Franchigia di espansione anno 1990: in 32 anni ha avuto solo 9 stagioni vincenti, ben 16 stagioni con 50+ sconfitte a fronte di solo 4 con 50+ W, solo 9 apparizioni ai PO, solo 1 volta ha superato il primo turno. Il record totale di RS è 1028-1570, percentuale al 39.6%; simile risultato per i PO: 18-34 per il 34.6%. Il punto è che, in questi 32 anni, I Timberwolves hanno avuto 3 volte (una in questo momento) la possibilità di fare il salto di qualità, grazie all’arrivo di grandi campioni. Nulla da fare: Kevin Garnett e Kevin Love, per non vedere le loro carriere del tutto obliterate dall’insipienza della proprietà e del management, hanno dovuto lasciare Minneapolis. KG avrebbe vinto l’Anello a Boston, Love a Cleveland. E’ significativa la scansione temporale degli arrivi/partenze dei grandi giocatori: quando andava uno, subito arrivava l’altro. Garnett 1995-2007, Love 2008-2014, Towns 2015. Quando le franchigie di qualsiasi sport sono così ossessivamente perdenti, è sempre una questione di cattive decisioni manageriali, salariali, di reclutamento. Ma se pensate che a Minneapolis stanno anche i Vikings, la franchigia NFL con più apparizioni al SuperBowl senza mai averlo vinto… Gli Illuministi a questo punto si prenderebbero gioco di me, ma oltre a sbagliare decisioni, GM, allenatori e molti giocatori, è innegabile che nel costruire sconfitte conti anche l’atmosfera che NON si riesce a creare all’interno di una squadra.
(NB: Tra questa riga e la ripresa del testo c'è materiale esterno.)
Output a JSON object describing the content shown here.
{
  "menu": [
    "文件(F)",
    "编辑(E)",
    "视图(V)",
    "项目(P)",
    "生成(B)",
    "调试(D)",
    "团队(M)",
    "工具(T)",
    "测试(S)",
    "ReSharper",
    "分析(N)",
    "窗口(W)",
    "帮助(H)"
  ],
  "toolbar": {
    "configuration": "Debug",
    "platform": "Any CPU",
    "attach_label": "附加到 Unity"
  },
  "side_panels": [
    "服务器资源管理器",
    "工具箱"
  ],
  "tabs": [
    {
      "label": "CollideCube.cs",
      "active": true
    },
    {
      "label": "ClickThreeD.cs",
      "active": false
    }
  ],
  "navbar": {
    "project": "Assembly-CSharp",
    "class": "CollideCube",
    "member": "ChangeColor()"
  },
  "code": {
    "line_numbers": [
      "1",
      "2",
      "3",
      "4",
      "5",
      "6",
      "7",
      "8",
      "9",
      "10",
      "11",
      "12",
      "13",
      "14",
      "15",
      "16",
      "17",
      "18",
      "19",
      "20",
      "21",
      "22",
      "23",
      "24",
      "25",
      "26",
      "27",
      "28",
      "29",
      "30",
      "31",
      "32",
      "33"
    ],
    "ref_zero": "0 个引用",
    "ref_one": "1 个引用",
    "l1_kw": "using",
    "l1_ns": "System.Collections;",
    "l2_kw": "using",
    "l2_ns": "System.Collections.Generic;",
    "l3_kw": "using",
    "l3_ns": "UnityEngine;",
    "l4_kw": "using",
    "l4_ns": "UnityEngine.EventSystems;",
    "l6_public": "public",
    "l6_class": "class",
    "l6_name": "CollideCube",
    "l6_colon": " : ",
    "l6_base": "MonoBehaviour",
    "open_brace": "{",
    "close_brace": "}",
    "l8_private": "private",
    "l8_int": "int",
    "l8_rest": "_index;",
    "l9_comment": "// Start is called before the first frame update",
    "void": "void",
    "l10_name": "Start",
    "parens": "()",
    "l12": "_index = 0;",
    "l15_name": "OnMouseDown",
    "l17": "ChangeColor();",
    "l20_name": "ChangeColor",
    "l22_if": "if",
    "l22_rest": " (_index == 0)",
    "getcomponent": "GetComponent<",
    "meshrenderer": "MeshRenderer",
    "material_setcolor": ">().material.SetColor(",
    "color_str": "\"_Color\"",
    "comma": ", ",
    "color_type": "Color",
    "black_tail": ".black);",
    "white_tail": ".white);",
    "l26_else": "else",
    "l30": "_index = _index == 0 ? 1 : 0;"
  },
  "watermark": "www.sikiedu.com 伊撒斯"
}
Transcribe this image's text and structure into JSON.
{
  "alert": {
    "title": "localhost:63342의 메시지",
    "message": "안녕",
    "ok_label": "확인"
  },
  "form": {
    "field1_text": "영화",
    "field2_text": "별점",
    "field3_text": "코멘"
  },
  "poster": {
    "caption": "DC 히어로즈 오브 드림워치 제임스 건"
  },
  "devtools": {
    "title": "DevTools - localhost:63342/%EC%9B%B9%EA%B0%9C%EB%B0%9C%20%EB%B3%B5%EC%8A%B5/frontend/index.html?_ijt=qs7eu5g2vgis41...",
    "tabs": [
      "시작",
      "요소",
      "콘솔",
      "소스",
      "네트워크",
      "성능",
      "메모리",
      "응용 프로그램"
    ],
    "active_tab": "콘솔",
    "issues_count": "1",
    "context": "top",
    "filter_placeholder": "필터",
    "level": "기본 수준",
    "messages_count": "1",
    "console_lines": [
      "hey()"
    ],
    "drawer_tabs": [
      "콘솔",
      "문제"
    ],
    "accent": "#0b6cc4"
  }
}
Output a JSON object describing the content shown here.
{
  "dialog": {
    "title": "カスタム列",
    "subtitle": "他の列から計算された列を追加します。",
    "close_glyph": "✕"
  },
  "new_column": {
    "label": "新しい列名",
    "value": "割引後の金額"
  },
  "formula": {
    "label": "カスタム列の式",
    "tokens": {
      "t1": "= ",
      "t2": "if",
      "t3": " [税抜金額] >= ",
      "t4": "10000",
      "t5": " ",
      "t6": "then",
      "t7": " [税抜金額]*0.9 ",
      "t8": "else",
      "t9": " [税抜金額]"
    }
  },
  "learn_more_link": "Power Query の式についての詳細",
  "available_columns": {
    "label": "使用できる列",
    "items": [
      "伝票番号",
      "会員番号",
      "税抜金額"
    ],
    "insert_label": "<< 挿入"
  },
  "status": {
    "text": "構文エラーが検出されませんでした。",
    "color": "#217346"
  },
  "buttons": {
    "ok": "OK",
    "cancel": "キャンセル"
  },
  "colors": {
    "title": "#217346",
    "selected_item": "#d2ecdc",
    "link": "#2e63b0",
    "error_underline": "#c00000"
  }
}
E’ da questo punto di vista che ritengo il vero franchise-player dei T’Wolves sia la Prima Assoluta dell’anno scorso, Anthony Edwards. Ha vinto il ROY, ma è passato un po’ sotto silenzio perché etichettato come giocatore “solo atletismo”, a causa anche della politica scellerata dei minivideo virali, che ovviamente mandano sempre azioni spettacolari, ma non fanno capire una mazza del Gioco; la schiacciata di Edwards sopra al povero Watanabe: quante volte l’avremo vista…9000? Il punto è che AE è un giocatore per nulla banale sotto ogni punto di vista, e molto di là dei paragoni abbastanza facili con il primo Jordan, tra i quali quello più significativo è l’essere bollato, appunto, “solo atletismo” come accadde a MJ. Edwards, fisicamente è il prototipo della guardia del prossimo decennio, in una parola: grossa. 195 x 105: una massa difficile da fermare. Nel rookie year in tanti hanno criticato il suo tiro da 3: in realtà si è fermato un decimo di punto sotto la soglia di sopravvivenza, al 32.9%, quindi si sarebbe dovuto ipotizzare un miglioramento. Puntualmente accaduto. In questa Stagione Edwards tira di più: +1.6 tiri/gara, un aumento fatto solo di triple. Le sue % sono salite al 36.6%: manca poco a un livello di eccellenza. Quello che più colpisce del giocatore, il vero boost che offre alla sua franchigia, è la positività, la determinazione vestita di allegria ma non per questo meno forte. Quando ha vinto il Rookie of the Year, ha detto: “Mi piace il ROY, ma il GOAT mi piace anche di più”. All’inizio della stagione ha dichiarato: “So di essere migliorato, lo vedrete, e migliorerò ancora: quest’anno voglio i Playoffs, l’anno prossimo le Finals e lo MVP”. E’ proprio l’atteggiamento che serve per dare vita alla palude, drenare la melma, far sparire le bestie che divorano le carriere; lo è ancora di più dal momento che, per motivi personali anche di una certa gravità, nessuno degli altri due giocatori più importanti, Karl-Anthony Towns e D’Angelo Russell, è esattamente un esempio di allegria e positiva fiducia nella vita. E poi non sono spacconate, finora Edwards ha mantenuto: Minnie è settima a Ovest, in piena PO Picture.